For the topping, mix together all of the dry ingredients and then rub in the butter with your fingers until it is evenly dispersed.
For the filling, combine all ingredients and let stand about 15 minutes to let the flavors develop and the juices to run. Put filling in the baking dish and sprinkle the topping on evenly. Bake until bubbly (about 25 minutes).
This is great served warm with a scoop of ice cream. Enjoy!
Thursday, June 12, 2008
I just realized that in my haste to dive into my share last week that I forgot to mention that the CSA that I am a member of is the Sunnyside CSA, located in Sunnyside, Queens. It is in its second year, and that fact that we have doubled our membership is really exciting and speaks to the growing awareness of food related issues and the demand for local and sustainably raised foods in our (very diverse) community. Our food is supplied by the Golden Earthworm Organic Farm
located on the north-fork of Long Island, and they supply several CSAs in the area. I will hopefully remember to discuss more about both the CSA and the farm in the coming weeks.
Well, the second week's share does not disappoint with another large bounty so early in the season - it really is so exciting! I was hoping for some rhubarb this week, but Matt (the farmer, who was at the delivery this week) mentioned that there just wasn't enough, but we will be getting it next week (we better...).
This week we received: a head of romain, a small bunch of broccoli, a head of boston lettuce, toscano kale, a bunch of (very beautiful) rainbow chard, and a basket of (scrumptious) strawberries. I still haven't quite made it through last week's share, but will be making some pesto with my lingering arugula. In order to alleviate a little anxiety about using all of these greens I have decided to start thinking about putting some food by for the winter.
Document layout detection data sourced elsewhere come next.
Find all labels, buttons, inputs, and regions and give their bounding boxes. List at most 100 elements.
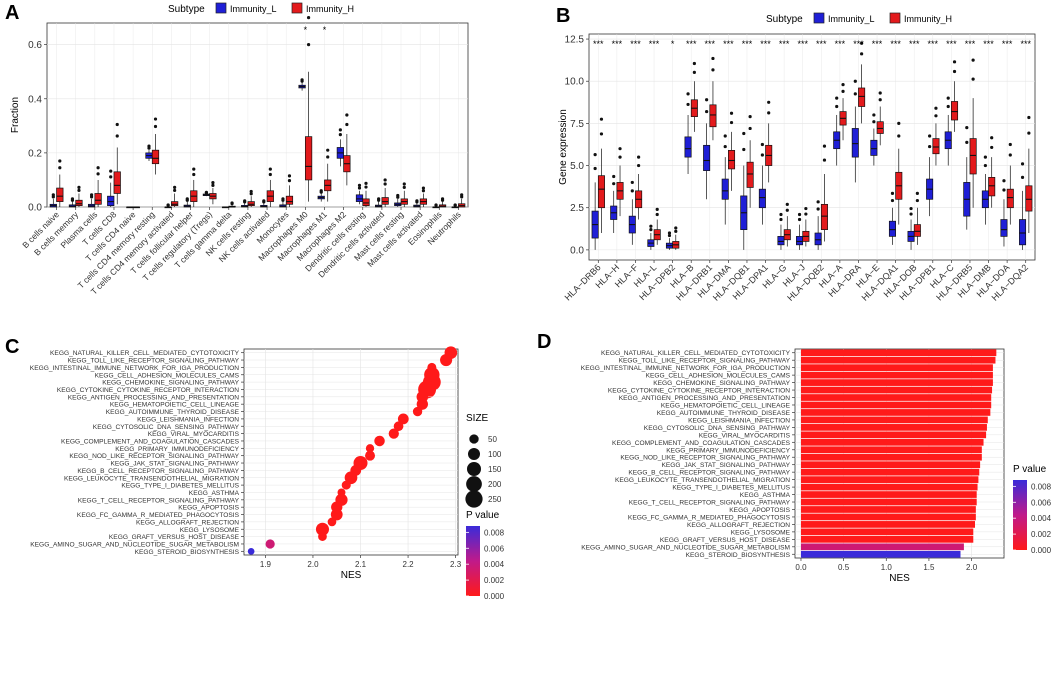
bar [800,498,977,506]
outlier-point [723,144,727,149]
outlier-point [440,197,445,201]
legend-swatch-b-0 [813,12,825,24]
bar [800,409,991,416]
pathway-label: KEGG_NATURAL_KILLER_CELL_MEDIATED_CYTOTO… [601,350,791,357]
pathway-label: KEGG_ASTHMA [189,490,240,497]
outlier-point [990,136,994,140]
outlier-point [453,203,457,207]
tick-label-y: 5.0 [570,161,584,172]
panel-label-b: B [556,5,570,27]
box-immunity_h [597,175,605,209]
significance-mark: *** [705,39,716,49]
pathway-label: KEGG_CELL_ADHESION_MOLECULES_CAMS [646,373,791,380]
significance-mark: *** [723,39,734,49]
outlier-point [230,201,234,205]
significance-mark: *** [965,39,976,49]
outlier-point [396,193,400,198]
tick-label-y: 0.0 [570,245,584,256]
tick-label-x: 0.5 [838,563,850,572]
legend-swatch-b-1 [889,12,901,24]
box-immunity_h [113,171,121,194]
colorbar-tick-label: 0.000 [484,592,505,601]
size-legend-label: 250 [488,495,502,504]
outlier-point [742,131,746,136]
size-legend-dot [466,461,482,477]
significance-mark: *** [760,39,771,49]
size-legend-label: 200 [488,480,502,489]
outlier-point [630,189,634,193]
outlier-point [383,178,387,182]
outlier-point [618,147,622,151]
tick-label-x: 2.2 [403,560,415,569]
box-immunity_l [703,144,711,171]
significance-mark: *** [612,39,623,49]
pathway-label: KEGG_APOPTOSIS [178,505,239,512]
pathway-label: KEGG_ANTIGEN_PROCESSING_AND_PRESENTATION [68,394,239,401]
box-immunity_h [1006,188,1014,209]
pathway-label: KEGG_LEUKOCYTE_TRANSENDOTHELIAL_MIGRATIO… [64,475,239,482]
outlier-point [816,207,820,211]
box-immunity_h [746,161,754,188]
pathway-label: KEGG_VIRAL_MYOCARDITIS [699,432,791,439]
tick-label-y: 0.0 [28,203,42,214]
outlier-point [872,120,876,124]
outlier-point [1002,188,1006,192]
box-immunity_h [94,193,102,205]
box-immunity_h [858,87,866,107]
pathway-label: KEGG_GRAFT_VERSUS_HOST_DISEASE [109,534,240,541]
outlier-point [249,189,253,194]
pathway-label: KEGG_LEUKOCYTE_TRANSENDOTHELIAL_MIGRATIO… [615,477,790,484]
outlier-point [249,192,253,196]
bar [800,424,987,431]
dot-point [388,428,399,439]
size-legend-dot [465,490,483,508]
colorbar-tick-label: 0.000 [1031,546,1052,555]
significance-mark: *** [872,39,883,49]
plot-area [46,22,469,208]
pathway-label: KEGG_CELL_ADHESION_MOLECULES_CAMS [95,372,240,379]
outlier-point [686,102,690,107]
box-immunity_l [1019,219,1027,246]
size-legend-label: 50 [488,435,497,444]
outlier-point [934,114,938,118]
outlier-point [797,217,802,222]
outlier-point [878,98,882,102]
outlier-point [705,98,709,102]
outlier-point [166,203,170,207]
outlier-point [153,117,158,121]
size-legend-label: 100 [488,450,502,459]
outlier-point [96,172,100,176]
significance-mark: *** [649,39,660,49]
legend-label-a-0: Immunity_L [230,4,277,14]
outlier-point [1020,162,1025,166]
box-immunity_l [851,128,859,158]
dot-point [247,547,255,555]
tick-label-y: 7.5 [570,119,584,130]
significance-mark: * [304,25,308,35]
pathway-label: KEGG_HEMATOPOIETIC_CELL_LINEAGE [110,402,240,409]
outlier-point [971,77,975,81]
pathway-label: KEGG_CHEMOKINE_SIGNALING_PATHWAY [653,380,790,387]
dot-point [412,406,423,417]
panel-b: B Subtype Immunity_L Immunity_H 0.0 2.5 5.0 7.5… [556,5,1036,303]
outlier-point [952,60,957,64]
outlier-point [204,190,209,194]
outlier-point [779,217,783,222]
pathway-label: KEGG_AMINO_SUGAR_AND_NUCLEOTIDE_SUGAR_ME… [581,544,790,551]
panel-d: D 0.0 0.5 1.0 1.5 2.0 KEGG_NATURAL_KILLER_CELL… [537,331,1052,584]
pathway-label: KEGG_PRIMARY_IMMUNODEFICIENCY [666,447,790,454]
significance-mark: *** [593,39,604,49]
box-immunity_l [684,136,692,158]
outlier-point [109,169,113,173]
box-immunity_h [304,136,313,181]
legend-swatch-a-0 [215,2,227,14]
pathway-label: KEGG_JAK_STAT_SIGNALING_PATHWAY [111,461,240,468]
bar [800,431,987,439]
outlier-point [402,185,406,189]
outlier-point [655,212,659,217]
colorbar-tick-label: 0.004 [484,560,505,569]
bar [800,349,997,357]
pathway-label: KEGG_CYTOKINE_CYTOKINE_RECEPTOR_INTERACT… [608,388,790,395]
box-immunity_h [362,198,370,206]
This was a real treat last winter with the roasted tomatoes, and a great way to make sure you don't waste any of the yummy food in your share.
Today I decided to save the kale for the winter. This is great when I am getting to that point (which is hard to imagine this time of year) when I am really craving greens and kind of sick of root veggies. Fortunately kale freezes really well and it actually makes it even more tender when you are ready to prepare it. To prepare the kale I carefully clean each leaf with a little water (I did find a critter I was happy to be rid of) and shake off the excess, but I don't dry it. I give the kale a rough chop and put it in a zip top freezer bag trying to squeeze out as much air as possible. Then its ready for the freezer and hardly takes up any room at all. ...I'll be glad in February :)
Friday, June 6, 2008
The CSA season has finally begun and it was so exciting to be at the first pick-up yesterday. I kept hearing folks say things like "I've been waiting for this day for months!" and "its like Christmas, only tastier!" The energy was great, and it was wonderful to meet the farmer at the drop off (now that I'm co-coordinating pick up days) and see the whole day unfold.
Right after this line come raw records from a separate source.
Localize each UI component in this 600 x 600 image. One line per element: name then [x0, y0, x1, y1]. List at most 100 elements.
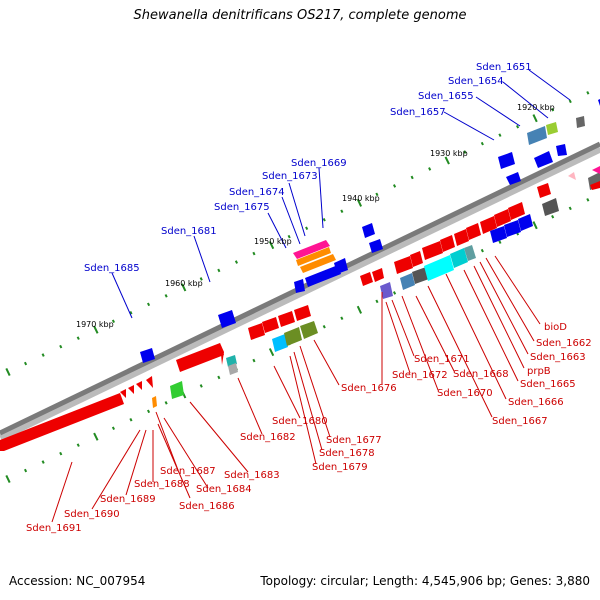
scale-tick — [515, 124, 520, 129]
scale-tick — [93, 432, 99, 441]
scale-tick — [252, 251, 256, 256]
scale-tick — [568, 99, 572, 104]
gene-1667d — [466, 223, 481, 240]
gene-far-right3 — [568, 172, 576, 180]
gene-1675b — [334, 258, 348, 274]
scale-tick — [129, 417, 133, 422]
scale-tick — [59, 344, 63, 349]
gene-label-sden-1663: Sden_1663 — [530, 352, 586, 363]
gene-sden-1680 — [228, 363, 238, 375]
gene-label-sden-1665: Sden_1665 — [520, 379, 576, 390]
gene-sden-1665 — [480, 216, 497, 234]
genome-info-text: Topology: circular; Length: 4,545,906 bp… — [260, 574, 590, 588]
gene-label-sden-1687: Sden_1687 — [160, 466, 216, 477]
gene-label-sden-1678: Sden_1678 — [319, 448, 375, 459]
gene-label-sden-1679: Sden_1679 — [312, 462, 368, 473]
scale-tick — [111, 319, 116, 324]
gene-label-sden-1686: Sden_1686 — [179, 501, 235, 512]
scale-tick — [498, 240, 502, 244]
gene-label-sden-1676: Sden_1676 — [341, 383, 397, 394]
scale-tick — [375, 192, 379, 197]
gene-1667c — [454, 229, 469, 246]
gene-label-sden-1677: Sden_1677 — [326, 435, 382, 446]
scale-tick — [252, 358, 256, 363]
gene-label-sden-1666: Sden_1666 — [508, 397, 564, 408]
scale-tick — [111, 426, 116, 431]
gene-1666c — [464, 245, 476, 261]
scale-tick — [340, 316, 344, 321]
scale-tick — [76, 443, 80, 447]
kbp-label-1940: 1940 kbp — [342, 194, 380, 203]
scale-tick — [76, 336, 80, 340]
gene-sden-1674 — [300, 254, 336, 273]
gene-label-sden-1681: Sden_1681 — [161, 226, 217, 237]
scale-tick — [199, 277, 203, 281]
gene-label-sden-1673: Sden_1673 — [262, 171, 318, 182]
scale-tick — [586, 91, 590, 95]
kbp-label-1920: 1920 kbp — [517, 103, 555, 112]
scale-tick — [217, 268, 221, 273]
scale-tick — [392, 291, 397, 295]
scale-tick — [164, 401, 168, 405]
scale-tick — [181, 283, 187, 292]
scale-tick — [356, 305, 363, 314]
label-connectors — [51, 69, 571, 523]
scale-tick — [410, 175, 414, 180]
gene-label-sden-1674: Sden_1674 — [229, 187, 285, 198]
gene-label-sden-1670: Sden_1670 — [437, 388, 493, 399]
gene-sden-1662 — [518, 214, 533, 231]
gene-sden-1681 — [218, 310, 236, 328]
gene-sden-1679 — [248, 323, 265, 340]
gene-1666b — [450, 248, 468, 268]
gene-1665b — [494, 209, 511, 227]
scale-tick — [444, 156, 450, 165]
kbp-label-1930: 1930 kbp — [430, 149, 468, 158]
gene-label-sden-1668: Sden_1668 — [453, 369, 509, 380]
scale-tick — [268, 241, 275, 250]
outer-scale-ticks — [5, 91, 590, 377]
gene-sden-1683 — [176, 343, 224, 372]
gene-sden-1688 — [136, 381, 142, 390]
scale-tick — [41, 353, 45, 357]
gene-sden-1655 — [534, 151, 553, 168]
scale-tick — [568, 206, 572, 211]
gene-sden-1675 — [305, 265, 341, 287]
scale-tick — [146, 409, 151, 414]
gene-sden-1691 — [0, 393, 124, 451]
gene-sden-1684 — [170, 381, 184, 399]
gene-label-sden-1682: Sden_1682 — [240, 432, 296, 443]
gene-label-sden-1667: Sden_1667 — [492, 416, 548, 427]
gene-sden-1677 — [284, 327, 302, 346]
gene-label-sden-1690: Sden_1690 — [64, 509, 120, 520]
gene-label-sden-1669: Sden_1669 — [291, 158, 347, 169]
reverse-genes — [0, 181, 600, 451]
gene-1679d — [294, 305, 311, 321]
gene-label-sden-1651: Sden_1651 — [476, 62, 532, 73]
gene-1679c — [278, 311, 295, 327]
scale-tick — [375, 299, 379, 304]
scale-tick — [551, 107, 555, 112]
gene-label-sden-1684: Sden_1684 — [196, 484, 252, 495]
gene-1668b — [412, 267, 429, 284]
map-title: Shewanella denitrificans OS217, complete… — [133, 8, 467, 23]
gene-1669b — [369, 239, 383, 253]
scale-tick — [532, 221, 538, 230]
gene-sden-1678 — [272, 334, 288, 352]
gene-sden-1689 — [128, 385, 134, 394]
gene-label-sden-1680: Sden_1680 — [272, 416, 328, 427]
scale-tick — [463, 150, 467, 154]
gene-sden-1663 — [504, 220, 521, 237]
gene-sden-1666 — [424, 255, 454, 281]
gene-sden-1651 — [576, 116, 585, 128]
scale-tick — [322, 324, 326, 329]
gene-far-right2 — [592, 166, 600, 174]
scale-tick — [41, 460, 45, 464]
gene-sden-1685 — [140, 348, 155, 363]
scale-tick — [498, 133, 502, 137]
gene-label-sden-1662: Sden_1662 — [536, 338, 592, 349]
scale-tick — [217, 375, 221, 380]
scale-tick — [480, 141, 484, 146]
scale-tick — [268, 348, 275, 357]
gene-1679b — [262, 317, 279, 333]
I was so excited when I got home that I forgot to take a picture of my share and dove right in to make this salad!
This week's share includes: baby arugula, bunched arugula, spinach, red boston lettuce and radishes - yum!
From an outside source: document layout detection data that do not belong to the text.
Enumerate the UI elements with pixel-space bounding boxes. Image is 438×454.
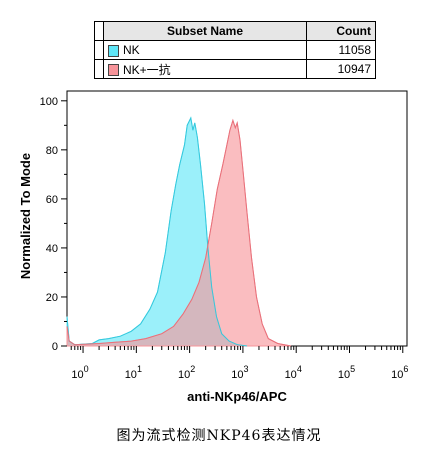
y-tick-label: 0 [52, 341, 58, 353]
legend-count-nk-antibody: 10947 [306, 59, 376, 79]
figure-caption: 图为流式检测NKP46表达情况 [116, 428, 322, 444]
legend-name-nk-antibody: NK+一抗 [123, 62, 171, 77]
y-tick-label: 40 [46, 243, 58, 255]
legend-header-count: Count [306, 21, 376, 41]
x-tick-label: 100 [71, 364, 88, 381]
legend-header-row: Subset Name Count [94, 21, 376, 41]
legend-row: NK+一抗 10947 [94, 59, 376, 79]
x-tick-label: 103 [231, 364, 248, 381]
legend-swatch-nk-antibody [108, 64, 119, 77]
x-tick-label: 105 [338, 364, 355, 381]
y-tick-label: 20 [46, 292, 58, 304]
series-line-nk-antibody [66, 118, 292, 347]
y-tick-label: 60 [46, 194, 58, 206]
y-tick-label: 80 [46, 145, 58, 157]
x-tick-label: 106 [391, 364, 408, 381]
legend-name-nk: NK [123, 43, 140, 57]
axes-layer: 0 20 40 60 80 100 100 101 102 103 104 105 106 [40, 96, 409, 381]
y-tick-label: 100 [40, 96, 58, 108]
histogram-chart: 0 20 40 60 80 100 100 101 102 103 104 105 106 anti-N… [18, 90, 409, 404]
legend-table: Subset Name Count NK 11058 NK+一抗 10947 [94, 21, 376, 79]
x-axis-label: anti-NKp46/APC [187, 389, 287, 404]
x-tick-label: 102 [178, 364, 195, 381]
x-tick-label: 104 [285, 364, 302, 381]
y-axis-label: Normalized To Mode [18, 153, 33, 279]
legend-count-nk: 11058 [306, 40, 376, 60]
series-layer [66, 116, 292, 347]
series-line-nk [66, 116, 248, 347]
x-tick-label: 101 [125, 364, 142, 381]
legend-swatch-nk [108, 44, 119, 57]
This salad was a natural start, especially after a long day of teaching and then hanging out at the CSA pick-up all evening. From the share I used some baby arugula, lettuce and radishes. I made sure to soak the greens in cool water to get all of the grit and dirt out, and then they went through the salad spinner. I also added, along with the sliced radishes, some sliced carrots and red onion and one chive blossom form the garden. It was so fresh and delicious!